Я тогда работал в Театре транспорта и сыграл рядового Гоглидзе в пьесе братьев Тур и Льва Шейнина «Генеральный консул». Он, кстати, был первым военным в моей актерской биографии и уже вторым лицом кавказской национальности. Действие происходило на Дальнем Востоке. Двоих пограничников захватывали в плен японцы, перешедшие границу. Сажали нас с рядовым Жуковым в тюрьму, пытали и выбивали показания о том, будто советский отряд напал на японцев на их территории. Был у моего Гоглидзе даже довольно эффектный политический диспут с вражеским генералом. В этом месте зал всегда аплодировал. Меня за эту роль очень хвалили. Именно в ней меня увидела ассистентка Пырьева и посоветовала пригласить, как бы теперь сказали, на кастинг фильма «Свинарка и пастух». Вообще жизнь мне тогда казалась сплошным обещанием праздника.
— Значит, 22 июня слова о начале войны прогремели для вас как гром среди ясного неба?

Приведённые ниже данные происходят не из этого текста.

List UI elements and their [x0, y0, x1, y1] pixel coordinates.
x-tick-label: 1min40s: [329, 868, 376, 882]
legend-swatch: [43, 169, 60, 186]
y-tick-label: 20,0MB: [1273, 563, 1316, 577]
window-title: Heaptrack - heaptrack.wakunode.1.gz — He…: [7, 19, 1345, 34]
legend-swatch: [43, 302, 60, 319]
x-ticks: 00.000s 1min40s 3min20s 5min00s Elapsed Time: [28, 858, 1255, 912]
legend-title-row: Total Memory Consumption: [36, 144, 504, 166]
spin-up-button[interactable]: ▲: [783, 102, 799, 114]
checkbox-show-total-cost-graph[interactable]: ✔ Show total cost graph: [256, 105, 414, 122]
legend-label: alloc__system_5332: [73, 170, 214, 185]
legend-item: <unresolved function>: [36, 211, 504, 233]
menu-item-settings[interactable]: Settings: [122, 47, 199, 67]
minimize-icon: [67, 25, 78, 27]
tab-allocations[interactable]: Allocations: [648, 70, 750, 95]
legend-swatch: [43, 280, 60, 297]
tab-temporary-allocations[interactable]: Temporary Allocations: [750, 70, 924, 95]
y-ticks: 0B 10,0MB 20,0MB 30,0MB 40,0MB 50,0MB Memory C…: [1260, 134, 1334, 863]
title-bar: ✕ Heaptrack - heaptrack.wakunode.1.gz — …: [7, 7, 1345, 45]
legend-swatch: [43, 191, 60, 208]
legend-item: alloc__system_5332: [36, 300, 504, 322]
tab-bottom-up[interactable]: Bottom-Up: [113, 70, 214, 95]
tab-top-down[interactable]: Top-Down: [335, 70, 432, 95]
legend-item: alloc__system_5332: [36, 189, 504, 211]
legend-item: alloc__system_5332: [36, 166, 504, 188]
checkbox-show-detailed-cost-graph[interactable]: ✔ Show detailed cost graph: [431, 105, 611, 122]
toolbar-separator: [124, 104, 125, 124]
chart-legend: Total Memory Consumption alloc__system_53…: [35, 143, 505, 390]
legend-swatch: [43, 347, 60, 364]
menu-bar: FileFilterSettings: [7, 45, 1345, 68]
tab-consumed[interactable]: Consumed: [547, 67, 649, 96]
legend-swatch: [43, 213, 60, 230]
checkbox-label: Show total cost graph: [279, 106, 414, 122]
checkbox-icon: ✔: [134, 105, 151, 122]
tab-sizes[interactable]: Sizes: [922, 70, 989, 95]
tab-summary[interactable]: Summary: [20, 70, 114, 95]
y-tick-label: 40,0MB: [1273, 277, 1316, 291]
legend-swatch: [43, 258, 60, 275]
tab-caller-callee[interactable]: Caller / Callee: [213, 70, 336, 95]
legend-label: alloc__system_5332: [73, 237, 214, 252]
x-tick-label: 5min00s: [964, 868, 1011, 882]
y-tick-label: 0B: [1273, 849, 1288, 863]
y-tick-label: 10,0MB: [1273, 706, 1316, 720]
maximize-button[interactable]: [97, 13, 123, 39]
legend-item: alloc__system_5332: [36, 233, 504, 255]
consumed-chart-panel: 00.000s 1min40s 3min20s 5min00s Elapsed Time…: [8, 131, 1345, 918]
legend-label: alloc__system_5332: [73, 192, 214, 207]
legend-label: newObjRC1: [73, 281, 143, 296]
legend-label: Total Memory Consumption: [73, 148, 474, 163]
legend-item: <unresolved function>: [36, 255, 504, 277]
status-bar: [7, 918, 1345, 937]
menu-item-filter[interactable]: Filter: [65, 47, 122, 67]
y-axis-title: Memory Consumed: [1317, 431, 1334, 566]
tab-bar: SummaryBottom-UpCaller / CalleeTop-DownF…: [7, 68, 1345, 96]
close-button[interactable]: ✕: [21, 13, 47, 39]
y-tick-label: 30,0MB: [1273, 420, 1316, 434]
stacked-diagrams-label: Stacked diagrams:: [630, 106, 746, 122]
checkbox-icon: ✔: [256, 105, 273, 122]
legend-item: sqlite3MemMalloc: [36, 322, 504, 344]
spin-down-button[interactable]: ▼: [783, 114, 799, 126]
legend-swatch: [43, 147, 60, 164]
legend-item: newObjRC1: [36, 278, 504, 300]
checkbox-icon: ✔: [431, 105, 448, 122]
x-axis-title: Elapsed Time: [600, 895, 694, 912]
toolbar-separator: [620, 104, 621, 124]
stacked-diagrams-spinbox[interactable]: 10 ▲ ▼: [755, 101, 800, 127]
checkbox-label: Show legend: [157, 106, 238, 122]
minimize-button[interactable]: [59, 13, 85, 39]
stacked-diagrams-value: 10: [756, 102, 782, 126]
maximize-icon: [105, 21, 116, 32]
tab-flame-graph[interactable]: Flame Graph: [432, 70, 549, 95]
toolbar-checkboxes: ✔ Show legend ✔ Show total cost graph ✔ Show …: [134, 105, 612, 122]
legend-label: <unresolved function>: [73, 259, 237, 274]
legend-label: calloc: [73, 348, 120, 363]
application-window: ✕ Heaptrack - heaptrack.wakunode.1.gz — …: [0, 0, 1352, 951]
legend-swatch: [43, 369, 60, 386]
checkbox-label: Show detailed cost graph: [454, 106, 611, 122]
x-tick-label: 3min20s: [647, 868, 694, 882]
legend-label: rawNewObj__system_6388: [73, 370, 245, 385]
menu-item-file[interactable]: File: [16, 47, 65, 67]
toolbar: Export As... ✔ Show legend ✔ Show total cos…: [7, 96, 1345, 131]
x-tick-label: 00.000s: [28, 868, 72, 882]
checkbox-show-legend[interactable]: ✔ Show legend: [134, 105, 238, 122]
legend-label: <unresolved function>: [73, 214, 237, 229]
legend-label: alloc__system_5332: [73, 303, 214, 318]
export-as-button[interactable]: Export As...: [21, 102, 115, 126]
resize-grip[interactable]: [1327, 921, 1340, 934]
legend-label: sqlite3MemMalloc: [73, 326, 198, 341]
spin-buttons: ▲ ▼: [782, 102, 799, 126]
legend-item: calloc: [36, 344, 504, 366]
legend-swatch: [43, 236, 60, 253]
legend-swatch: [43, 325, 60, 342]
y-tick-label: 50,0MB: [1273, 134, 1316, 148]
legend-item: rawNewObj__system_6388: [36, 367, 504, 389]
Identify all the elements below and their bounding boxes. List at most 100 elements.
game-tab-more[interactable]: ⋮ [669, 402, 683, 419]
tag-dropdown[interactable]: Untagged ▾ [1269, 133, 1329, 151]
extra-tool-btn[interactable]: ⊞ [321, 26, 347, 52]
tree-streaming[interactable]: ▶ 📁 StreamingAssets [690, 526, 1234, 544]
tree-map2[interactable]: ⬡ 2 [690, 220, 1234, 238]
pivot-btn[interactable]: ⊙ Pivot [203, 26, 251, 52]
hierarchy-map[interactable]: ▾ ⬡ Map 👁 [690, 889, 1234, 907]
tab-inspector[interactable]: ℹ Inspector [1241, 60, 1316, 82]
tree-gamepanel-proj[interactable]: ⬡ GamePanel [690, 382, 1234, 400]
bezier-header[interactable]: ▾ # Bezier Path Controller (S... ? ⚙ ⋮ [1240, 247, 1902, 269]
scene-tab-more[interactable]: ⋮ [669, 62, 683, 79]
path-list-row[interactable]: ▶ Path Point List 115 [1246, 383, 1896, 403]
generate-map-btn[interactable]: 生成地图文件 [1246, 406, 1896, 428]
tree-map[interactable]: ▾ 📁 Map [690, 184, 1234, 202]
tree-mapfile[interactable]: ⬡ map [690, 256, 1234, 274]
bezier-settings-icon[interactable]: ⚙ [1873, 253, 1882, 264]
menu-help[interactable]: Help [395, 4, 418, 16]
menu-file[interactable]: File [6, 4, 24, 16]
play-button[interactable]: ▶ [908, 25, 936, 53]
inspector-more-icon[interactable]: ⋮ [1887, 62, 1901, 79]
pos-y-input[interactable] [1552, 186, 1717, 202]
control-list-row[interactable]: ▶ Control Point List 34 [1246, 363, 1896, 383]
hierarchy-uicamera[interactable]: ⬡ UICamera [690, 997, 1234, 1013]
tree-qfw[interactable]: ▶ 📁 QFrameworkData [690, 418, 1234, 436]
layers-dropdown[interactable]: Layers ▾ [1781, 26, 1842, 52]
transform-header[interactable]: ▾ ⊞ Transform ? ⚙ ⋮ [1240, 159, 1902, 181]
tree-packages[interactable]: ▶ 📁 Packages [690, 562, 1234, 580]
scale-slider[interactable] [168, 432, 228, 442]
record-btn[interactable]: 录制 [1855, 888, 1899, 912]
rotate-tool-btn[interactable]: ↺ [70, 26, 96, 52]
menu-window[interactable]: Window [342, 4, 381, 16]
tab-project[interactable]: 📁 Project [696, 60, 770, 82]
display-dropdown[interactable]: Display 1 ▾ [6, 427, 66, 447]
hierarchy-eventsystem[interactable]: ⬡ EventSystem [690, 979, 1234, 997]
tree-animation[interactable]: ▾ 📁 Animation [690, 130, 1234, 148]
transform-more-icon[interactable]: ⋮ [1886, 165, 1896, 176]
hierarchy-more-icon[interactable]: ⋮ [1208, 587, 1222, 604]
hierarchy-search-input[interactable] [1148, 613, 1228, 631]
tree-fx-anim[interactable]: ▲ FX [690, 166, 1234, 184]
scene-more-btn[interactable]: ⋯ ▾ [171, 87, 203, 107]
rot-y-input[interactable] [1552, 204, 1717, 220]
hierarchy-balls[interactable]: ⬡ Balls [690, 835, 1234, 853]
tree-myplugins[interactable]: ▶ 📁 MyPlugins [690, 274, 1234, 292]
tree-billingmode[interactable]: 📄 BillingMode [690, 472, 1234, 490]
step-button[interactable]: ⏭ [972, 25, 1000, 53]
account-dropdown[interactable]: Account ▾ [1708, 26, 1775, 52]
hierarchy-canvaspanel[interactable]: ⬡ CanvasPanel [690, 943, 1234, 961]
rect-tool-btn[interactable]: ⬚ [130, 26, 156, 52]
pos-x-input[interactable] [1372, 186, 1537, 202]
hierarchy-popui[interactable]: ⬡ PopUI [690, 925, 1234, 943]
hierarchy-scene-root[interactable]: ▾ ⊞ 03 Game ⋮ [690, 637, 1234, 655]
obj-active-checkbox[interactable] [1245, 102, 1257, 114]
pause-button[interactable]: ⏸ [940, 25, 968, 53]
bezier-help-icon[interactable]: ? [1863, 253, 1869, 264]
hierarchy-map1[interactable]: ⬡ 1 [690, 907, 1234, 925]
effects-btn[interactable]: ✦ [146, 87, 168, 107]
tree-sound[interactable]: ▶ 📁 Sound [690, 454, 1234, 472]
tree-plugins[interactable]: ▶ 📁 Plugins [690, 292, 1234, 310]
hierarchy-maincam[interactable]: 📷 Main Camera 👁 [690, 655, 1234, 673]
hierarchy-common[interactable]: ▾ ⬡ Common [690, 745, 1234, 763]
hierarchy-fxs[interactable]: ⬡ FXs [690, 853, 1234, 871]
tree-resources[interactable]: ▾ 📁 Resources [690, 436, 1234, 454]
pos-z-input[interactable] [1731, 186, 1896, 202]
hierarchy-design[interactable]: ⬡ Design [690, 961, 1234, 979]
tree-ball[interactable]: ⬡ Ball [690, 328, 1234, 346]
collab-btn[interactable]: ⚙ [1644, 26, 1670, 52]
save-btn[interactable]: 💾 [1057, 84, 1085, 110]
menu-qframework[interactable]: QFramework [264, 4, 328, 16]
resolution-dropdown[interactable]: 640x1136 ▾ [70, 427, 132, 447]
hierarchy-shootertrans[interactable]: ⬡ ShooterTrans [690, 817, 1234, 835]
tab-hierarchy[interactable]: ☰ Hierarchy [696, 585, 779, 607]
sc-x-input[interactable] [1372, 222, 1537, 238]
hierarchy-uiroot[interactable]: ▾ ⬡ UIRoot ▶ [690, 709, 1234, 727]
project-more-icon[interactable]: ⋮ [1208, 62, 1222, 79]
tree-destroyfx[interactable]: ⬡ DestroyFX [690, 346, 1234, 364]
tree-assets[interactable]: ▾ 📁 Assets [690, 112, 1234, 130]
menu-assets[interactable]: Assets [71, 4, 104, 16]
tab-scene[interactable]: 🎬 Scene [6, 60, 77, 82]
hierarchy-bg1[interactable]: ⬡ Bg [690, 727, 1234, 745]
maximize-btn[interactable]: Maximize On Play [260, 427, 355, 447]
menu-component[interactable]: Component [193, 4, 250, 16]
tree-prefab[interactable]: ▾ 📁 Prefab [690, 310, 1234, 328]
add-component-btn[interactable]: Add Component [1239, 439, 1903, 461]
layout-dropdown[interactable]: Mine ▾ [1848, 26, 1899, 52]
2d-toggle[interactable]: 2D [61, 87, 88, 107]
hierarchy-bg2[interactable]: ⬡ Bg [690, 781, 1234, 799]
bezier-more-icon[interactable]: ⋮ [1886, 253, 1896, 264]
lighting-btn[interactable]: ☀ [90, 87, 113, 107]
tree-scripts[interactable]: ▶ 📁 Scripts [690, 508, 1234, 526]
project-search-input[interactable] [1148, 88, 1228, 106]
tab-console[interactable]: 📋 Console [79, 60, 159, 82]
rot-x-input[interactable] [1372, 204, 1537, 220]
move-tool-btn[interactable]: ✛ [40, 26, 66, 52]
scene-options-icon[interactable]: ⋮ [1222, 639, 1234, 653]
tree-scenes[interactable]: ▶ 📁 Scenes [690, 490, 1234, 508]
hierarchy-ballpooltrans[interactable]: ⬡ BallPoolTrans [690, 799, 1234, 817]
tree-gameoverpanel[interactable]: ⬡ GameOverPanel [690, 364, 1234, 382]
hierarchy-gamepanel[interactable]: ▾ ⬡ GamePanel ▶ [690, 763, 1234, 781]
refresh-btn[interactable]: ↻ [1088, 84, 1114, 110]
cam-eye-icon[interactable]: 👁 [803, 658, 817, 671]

— Не то слово — ясного. Небо в горах Кавказа. Как раз закончились натурные съемки на родине моего пастуха. Мало сказать, что эта роль определила мою судьбу, она стала и моей спасительницей.
— В каком смысле?
— Да в самом прямом. Фильм мы начали снимать в апреле 41-го года на Домбае, недалеко от Клухорского ущелья. Живописные дороги, идущие серпантином, неописуемой красоты ледники, горы, будто обернутые зеленью. Около тысячи овец специально для нас перегнали с пастбищ. Съемочную и звуковую аппаратуру на быках и ослах каждый день поднимали в гору на высоту 2400 метров. У актеров от перепадов давления кружилась голова и порой побаливало сердце. В конце концов съемки закончились. Пырьев уехал в Москву, а мы потихоньку сворачивали экспедицию. И вот в воскресенье приезжаем в аэропорт Минвод. Время вылета давно прошло, а самолета все нет и нет. И объявлений никаких. Так как без нас рейс отправить не могли, пошли на базар, чтобы купить что-нибудь в дорогу. Бродим себе между прилавками, как вдруг включается репродуктор и на нас обрушивается та самая, знаменитая речь Молотова, кончающаяся словами «Враг будет разбит, победа будет за нами!». Самолет так и не прилетел, а на вокзале уже столпотворение. Помогло волшебное слово «кино». Мы навьючены громоздким багажом, кофрами, костюмами и реквизитом, да вдобавок у меня на поводке огромный волкодав Гокчи, которого надо сдать в московский питомник. Что удивительно, в тесноте вагонов, куда на каждой станции набивались все новые и новые пассажиры, совершенно не было дрязг и скандалов. Разговоры велись сумбурные, но оптимистические. Приехав в Москву, тут же позвонил на студию, но, как я и ожидал, мне никто не ответил. А через несколько дней получил повестку в военкомат, где мне тут же выдали направление в танковое училище. Я со дня на день ждал отправки на фронт, но вышел приказ министра кинематографии о продолжении съемок фильма «Свинарка и пастух». Всем занятым в этой работе мужчинам выдали бронь. Вот так Мусаиб спас мне жизнь.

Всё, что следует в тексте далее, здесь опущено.